A return to Rapture. To say much more would be too much if you’re heavily invested in the lore. Episode 1 has you playing as Booker, transplanting the skyrails and ‘summon cover’ mechanics of Infinite straight into a pre-fall Rapture. And as with the opening chapter of Infinite, you’ll be pleased to get an opportunity to wander around Rapture in it’s heyday, just before the civil war between Atlas and Ryan breaks out.
Booker the detective is investigating the case of a missing girl and your first lead is a local artist called Sander Cohen. It was ok, good even, though it seemed quite short and involved child cruelty. A confusing ending to the first part, Episode 2 on the other hand is quite a different beast. You now play as Elizabeth sans powers. She’s no match for splicers head on and has to rely on stealth to take them down and get about. A new plasmid, sorry “vigour”, called Peeping Tom is your best friend as it allows you to both see through walls and turn invisible.
Also introduced is the Ironsides vigour. This collects bullets like a Titanfall vortex shield and is reminiscent of a power shown in the early Bioshock Infinite reveals, that never made it into the game proper; and whilst shotguns and hand cannons abound, there are far more non lethal ways of dispatching enemies with a Thief like crossbow complete with a variety of darts. The story ties up plenty of loose ends, has some smashing secrets to uncover in the odd hidden side mission, and explains many of the motivations behind the characters from both worlds.
Overall though, it doesn’t shift away from the core game – you will enter an area, clear it of enemies, then rifle through their pockets looking for cash and bullets. Scavenge for sandwiches in bins and steal every coin, wallet or purse that other people have carelessly left lying about. A bit of plot exposition and then onto the next area to rinse and repeat on towards the games tidy conclusion. Combat can be tricky in cramped spaces, but the larger hub areas have many vantage points where you can hang from your skyhook and then drop onto enemies, or hidden ventilation shafts for you to crawl through to secret areas and evade splicers.
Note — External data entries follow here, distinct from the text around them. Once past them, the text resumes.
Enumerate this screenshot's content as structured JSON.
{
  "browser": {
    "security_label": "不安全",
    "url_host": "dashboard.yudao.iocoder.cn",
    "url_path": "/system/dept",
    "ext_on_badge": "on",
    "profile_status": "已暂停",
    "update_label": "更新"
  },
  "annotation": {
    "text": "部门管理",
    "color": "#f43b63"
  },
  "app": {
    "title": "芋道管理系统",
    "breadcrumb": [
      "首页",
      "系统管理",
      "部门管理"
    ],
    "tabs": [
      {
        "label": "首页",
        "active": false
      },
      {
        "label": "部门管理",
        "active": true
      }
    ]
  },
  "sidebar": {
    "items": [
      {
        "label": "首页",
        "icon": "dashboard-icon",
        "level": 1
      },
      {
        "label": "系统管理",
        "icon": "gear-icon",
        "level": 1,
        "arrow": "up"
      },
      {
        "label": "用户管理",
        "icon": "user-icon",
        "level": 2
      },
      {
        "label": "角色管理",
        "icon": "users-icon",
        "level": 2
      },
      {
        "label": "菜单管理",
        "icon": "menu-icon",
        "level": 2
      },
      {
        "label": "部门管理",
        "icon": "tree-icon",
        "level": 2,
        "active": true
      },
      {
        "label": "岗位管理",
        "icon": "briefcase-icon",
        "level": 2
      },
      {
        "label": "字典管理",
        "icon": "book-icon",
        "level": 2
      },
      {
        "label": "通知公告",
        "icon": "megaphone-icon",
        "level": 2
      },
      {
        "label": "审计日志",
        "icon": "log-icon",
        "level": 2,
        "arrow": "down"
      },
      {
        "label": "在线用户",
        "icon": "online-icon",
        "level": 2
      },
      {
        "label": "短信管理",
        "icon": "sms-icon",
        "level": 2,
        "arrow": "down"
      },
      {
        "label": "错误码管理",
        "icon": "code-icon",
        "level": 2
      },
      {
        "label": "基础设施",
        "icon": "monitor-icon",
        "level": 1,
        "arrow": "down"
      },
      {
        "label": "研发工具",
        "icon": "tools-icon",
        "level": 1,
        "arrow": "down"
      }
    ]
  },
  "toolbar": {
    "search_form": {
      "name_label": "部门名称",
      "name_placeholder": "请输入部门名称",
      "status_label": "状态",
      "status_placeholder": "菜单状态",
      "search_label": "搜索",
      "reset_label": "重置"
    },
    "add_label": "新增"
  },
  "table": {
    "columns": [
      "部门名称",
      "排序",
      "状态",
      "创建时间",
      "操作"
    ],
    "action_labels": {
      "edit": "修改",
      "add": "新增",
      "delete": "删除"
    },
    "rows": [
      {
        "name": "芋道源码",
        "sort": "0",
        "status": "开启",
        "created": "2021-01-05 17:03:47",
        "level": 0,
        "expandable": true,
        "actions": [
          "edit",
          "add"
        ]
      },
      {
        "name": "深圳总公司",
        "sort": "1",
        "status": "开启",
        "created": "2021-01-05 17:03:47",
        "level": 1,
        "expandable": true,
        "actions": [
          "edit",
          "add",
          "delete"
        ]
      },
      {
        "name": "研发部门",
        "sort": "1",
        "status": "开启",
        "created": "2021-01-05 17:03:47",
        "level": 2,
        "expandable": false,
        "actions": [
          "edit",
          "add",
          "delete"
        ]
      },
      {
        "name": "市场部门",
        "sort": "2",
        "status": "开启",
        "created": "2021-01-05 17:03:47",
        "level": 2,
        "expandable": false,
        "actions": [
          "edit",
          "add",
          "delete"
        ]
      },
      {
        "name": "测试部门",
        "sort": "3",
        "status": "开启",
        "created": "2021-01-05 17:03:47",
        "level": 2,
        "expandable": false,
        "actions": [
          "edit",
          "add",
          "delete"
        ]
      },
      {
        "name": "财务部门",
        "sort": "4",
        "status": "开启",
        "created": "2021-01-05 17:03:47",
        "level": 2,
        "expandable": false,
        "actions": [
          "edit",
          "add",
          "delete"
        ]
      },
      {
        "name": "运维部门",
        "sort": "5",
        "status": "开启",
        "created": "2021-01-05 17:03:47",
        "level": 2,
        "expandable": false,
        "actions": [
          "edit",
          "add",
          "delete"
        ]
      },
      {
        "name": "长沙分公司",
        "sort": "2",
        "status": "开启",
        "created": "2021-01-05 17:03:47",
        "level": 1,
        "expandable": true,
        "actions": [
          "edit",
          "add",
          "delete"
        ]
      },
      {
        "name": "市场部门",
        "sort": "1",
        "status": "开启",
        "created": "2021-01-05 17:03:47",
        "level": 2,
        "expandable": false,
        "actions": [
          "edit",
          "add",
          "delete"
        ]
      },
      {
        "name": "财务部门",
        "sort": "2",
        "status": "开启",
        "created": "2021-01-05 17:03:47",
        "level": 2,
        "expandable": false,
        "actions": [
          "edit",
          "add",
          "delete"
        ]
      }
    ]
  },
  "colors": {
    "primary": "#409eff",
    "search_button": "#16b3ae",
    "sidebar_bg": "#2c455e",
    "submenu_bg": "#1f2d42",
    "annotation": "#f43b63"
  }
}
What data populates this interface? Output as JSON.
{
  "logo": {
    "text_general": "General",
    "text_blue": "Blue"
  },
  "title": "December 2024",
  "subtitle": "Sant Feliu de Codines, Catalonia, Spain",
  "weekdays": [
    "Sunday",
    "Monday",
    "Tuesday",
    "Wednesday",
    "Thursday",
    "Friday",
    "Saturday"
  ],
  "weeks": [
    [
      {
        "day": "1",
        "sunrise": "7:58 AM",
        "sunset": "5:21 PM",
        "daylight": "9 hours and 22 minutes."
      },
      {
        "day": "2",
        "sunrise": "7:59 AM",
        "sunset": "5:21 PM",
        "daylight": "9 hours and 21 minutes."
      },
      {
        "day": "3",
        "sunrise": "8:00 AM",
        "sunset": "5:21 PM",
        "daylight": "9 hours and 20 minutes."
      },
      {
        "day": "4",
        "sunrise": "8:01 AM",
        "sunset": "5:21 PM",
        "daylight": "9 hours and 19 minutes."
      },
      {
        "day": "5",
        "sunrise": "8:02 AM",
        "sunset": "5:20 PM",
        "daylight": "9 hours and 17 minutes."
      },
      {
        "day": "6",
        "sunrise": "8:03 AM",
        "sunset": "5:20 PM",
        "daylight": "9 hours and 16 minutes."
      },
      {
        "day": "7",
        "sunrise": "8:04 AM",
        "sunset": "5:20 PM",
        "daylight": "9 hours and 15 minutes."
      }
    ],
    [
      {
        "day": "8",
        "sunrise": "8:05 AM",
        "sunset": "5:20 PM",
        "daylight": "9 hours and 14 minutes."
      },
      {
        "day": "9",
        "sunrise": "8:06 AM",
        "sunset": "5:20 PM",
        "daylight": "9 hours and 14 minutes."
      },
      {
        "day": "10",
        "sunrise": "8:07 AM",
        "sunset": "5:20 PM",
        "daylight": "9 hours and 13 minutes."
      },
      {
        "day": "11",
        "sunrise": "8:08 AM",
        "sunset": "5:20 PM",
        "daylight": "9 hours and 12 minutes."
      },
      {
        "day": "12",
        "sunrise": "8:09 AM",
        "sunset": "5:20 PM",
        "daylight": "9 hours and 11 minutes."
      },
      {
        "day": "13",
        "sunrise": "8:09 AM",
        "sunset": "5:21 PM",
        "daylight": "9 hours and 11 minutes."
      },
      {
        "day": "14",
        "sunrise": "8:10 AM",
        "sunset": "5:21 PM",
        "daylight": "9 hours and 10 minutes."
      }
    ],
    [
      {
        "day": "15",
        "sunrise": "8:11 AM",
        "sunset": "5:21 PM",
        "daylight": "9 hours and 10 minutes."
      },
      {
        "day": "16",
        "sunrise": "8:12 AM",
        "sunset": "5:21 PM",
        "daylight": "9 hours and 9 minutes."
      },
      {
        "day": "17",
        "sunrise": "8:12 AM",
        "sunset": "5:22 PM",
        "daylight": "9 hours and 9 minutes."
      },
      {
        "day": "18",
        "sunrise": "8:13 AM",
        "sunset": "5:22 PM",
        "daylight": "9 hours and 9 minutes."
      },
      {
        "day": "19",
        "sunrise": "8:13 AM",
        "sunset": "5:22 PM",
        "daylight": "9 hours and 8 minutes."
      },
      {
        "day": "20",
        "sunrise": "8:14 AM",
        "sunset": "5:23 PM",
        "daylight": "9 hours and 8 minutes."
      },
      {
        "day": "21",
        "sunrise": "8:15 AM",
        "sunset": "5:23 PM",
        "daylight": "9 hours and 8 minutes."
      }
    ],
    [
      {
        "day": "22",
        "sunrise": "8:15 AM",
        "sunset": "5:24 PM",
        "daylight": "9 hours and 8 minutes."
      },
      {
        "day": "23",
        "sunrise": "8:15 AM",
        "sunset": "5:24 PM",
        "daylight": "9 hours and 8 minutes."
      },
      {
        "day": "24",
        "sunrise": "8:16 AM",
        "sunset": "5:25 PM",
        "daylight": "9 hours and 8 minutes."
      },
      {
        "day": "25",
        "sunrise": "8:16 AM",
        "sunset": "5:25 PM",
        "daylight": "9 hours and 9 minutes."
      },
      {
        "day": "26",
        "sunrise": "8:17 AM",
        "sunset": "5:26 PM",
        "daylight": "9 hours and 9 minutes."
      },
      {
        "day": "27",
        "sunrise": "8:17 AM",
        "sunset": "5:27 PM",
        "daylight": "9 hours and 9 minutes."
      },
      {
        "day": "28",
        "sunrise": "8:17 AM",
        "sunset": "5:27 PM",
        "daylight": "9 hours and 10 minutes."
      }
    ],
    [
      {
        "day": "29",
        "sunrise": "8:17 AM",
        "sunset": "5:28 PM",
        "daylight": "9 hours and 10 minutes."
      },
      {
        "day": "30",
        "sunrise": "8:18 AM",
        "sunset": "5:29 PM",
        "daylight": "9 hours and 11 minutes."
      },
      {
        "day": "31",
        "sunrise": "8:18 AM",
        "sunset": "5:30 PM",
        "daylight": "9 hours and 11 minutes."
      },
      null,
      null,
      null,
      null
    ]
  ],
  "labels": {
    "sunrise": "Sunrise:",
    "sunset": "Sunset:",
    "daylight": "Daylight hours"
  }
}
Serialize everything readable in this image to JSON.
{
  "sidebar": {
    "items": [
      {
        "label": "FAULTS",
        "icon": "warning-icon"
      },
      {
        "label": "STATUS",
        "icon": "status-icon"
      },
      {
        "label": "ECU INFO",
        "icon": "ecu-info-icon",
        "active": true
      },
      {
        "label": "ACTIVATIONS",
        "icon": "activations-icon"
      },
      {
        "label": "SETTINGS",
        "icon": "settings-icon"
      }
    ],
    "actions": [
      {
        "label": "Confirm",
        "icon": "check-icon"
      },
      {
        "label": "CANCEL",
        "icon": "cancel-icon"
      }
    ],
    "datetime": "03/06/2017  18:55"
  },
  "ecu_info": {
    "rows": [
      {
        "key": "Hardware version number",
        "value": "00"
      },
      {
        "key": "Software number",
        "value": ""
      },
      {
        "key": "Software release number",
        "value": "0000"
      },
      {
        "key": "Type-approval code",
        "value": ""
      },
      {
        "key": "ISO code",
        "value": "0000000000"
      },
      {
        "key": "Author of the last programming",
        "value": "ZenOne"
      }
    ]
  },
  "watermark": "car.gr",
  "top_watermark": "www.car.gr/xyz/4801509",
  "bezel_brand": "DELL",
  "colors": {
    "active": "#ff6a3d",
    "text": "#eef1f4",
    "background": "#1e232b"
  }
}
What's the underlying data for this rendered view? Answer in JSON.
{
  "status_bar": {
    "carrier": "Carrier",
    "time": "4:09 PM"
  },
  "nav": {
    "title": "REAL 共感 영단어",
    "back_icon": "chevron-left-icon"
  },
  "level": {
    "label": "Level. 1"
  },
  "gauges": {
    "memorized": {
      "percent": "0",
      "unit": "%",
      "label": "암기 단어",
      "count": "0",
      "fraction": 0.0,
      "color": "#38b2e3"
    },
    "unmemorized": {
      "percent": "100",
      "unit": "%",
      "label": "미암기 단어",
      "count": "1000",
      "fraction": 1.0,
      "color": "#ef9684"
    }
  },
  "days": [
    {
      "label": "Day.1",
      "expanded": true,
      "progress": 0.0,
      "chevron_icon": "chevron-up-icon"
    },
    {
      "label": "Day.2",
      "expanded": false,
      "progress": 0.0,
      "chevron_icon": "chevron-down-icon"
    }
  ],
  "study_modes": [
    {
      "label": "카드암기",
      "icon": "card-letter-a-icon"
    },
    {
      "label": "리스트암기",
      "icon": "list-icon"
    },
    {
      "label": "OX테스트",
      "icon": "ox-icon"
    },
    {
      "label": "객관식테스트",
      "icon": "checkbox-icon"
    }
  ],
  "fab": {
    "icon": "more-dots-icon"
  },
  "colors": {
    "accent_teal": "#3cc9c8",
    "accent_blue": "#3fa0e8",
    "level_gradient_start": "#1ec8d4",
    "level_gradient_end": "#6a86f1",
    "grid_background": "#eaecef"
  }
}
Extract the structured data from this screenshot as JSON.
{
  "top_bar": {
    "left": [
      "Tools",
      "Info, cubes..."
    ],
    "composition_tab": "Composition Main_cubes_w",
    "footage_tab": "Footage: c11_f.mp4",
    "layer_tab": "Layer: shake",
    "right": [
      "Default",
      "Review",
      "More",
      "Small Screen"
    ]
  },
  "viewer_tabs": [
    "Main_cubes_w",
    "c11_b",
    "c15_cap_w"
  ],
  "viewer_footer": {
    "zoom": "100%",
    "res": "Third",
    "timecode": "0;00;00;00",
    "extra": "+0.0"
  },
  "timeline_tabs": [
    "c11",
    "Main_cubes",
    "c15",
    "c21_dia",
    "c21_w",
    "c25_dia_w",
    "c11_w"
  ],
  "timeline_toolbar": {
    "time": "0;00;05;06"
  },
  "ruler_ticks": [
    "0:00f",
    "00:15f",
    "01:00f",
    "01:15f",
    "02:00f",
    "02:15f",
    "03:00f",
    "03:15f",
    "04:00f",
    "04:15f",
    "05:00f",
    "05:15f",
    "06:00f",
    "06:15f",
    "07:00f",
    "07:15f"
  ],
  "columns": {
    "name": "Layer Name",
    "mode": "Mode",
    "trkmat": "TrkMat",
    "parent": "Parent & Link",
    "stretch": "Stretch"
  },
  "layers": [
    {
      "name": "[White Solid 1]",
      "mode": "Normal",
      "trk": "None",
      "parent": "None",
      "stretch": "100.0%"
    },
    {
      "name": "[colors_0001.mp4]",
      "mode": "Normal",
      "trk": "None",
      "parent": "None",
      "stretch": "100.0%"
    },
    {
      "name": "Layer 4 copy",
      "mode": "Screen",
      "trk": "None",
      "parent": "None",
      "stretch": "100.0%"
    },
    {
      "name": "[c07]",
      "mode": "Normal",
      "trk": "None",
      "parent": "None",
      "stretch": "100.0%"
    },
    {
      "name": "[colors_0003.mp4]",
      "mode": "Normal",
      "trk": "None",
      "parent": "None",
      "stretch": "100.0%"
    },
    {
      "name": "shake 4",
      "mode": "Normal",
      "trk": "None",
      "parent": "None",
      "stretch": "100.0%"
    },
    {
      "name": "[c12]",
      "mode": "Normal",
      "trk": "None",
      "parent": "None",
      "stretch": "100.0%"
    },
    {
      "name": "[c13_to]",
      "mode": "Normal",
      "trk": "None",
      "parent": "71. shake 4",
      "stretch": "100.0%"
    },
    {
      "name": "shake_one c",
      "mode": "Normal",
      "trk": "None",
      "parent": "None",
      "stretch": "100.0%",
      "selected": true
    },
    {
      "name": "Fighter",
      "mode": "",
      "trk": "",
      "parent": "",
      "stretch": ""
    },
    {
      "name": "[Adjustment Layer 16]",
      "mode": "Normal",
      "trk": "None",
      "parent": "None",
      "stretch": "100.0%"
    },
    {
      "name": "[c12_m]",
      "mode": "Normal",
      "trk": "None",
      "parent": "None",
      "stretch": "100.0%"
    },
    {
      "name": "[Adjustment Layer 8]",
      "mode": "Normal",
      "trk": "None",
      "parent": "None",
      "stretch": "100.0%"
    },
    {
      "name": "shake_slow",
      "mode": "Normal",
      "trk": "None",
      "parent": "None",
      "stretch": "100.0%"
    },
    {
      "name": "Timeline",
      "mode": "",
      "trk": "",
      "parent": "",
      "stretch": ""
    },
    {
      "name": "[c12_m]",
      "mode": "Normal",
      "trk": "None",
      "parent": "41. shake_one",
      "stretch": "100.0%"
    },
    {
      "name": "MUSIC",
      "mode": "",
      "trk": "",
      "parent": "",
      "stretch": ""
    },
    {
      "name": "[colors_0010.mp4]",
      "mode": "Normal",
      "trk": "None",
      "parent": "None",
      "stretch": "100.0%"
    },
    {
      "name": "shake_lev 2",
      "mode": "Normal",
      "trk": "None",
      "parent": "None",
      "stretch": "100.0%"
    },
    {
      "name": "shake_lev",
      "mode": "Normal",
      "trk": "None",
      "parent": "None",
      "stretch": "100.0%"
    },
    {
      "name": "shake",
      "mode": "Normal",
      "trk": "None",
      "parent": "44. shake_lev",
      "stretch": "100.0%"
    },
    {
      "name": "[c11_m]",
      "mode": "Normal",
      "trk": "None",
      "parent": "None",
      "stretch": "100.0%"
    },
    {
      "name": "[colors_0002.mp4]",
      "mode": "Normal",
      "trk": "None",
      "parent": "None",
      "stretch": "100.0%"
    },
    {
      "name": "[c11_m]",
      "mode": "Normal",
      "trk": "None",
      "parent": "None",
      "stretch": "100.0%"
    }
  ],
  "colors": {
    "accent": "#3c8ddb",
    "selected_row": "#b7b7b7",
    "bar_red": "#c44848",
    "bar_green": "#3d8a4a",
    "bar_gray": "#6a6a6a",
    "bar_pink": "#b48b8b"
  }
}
I think it’s a reasonably well established fact that Infinite is an inferior sequel to the original Bioshock in many ways and Burial at Sea isn’t going to change that but it does seek to link the two games more closely together, as was more than hinted at Infinite’s conclusion. For me, the Bioshock 2 DLC Minerva’s Den served as a better sequel to the original game, before the whole parallel world/ multiverse thing became a thing. Who knows what it means for the future of the franchise? With the Bioshock license still with 2K Games I doubt we’ve seen the last of it. With Irrational Games and Ken Levine gone for good, what could 2K still do? A space city? One that hovers above the land like that stupid University in Final Fantasy VIII? It seems like a dumb idea just thinking about it.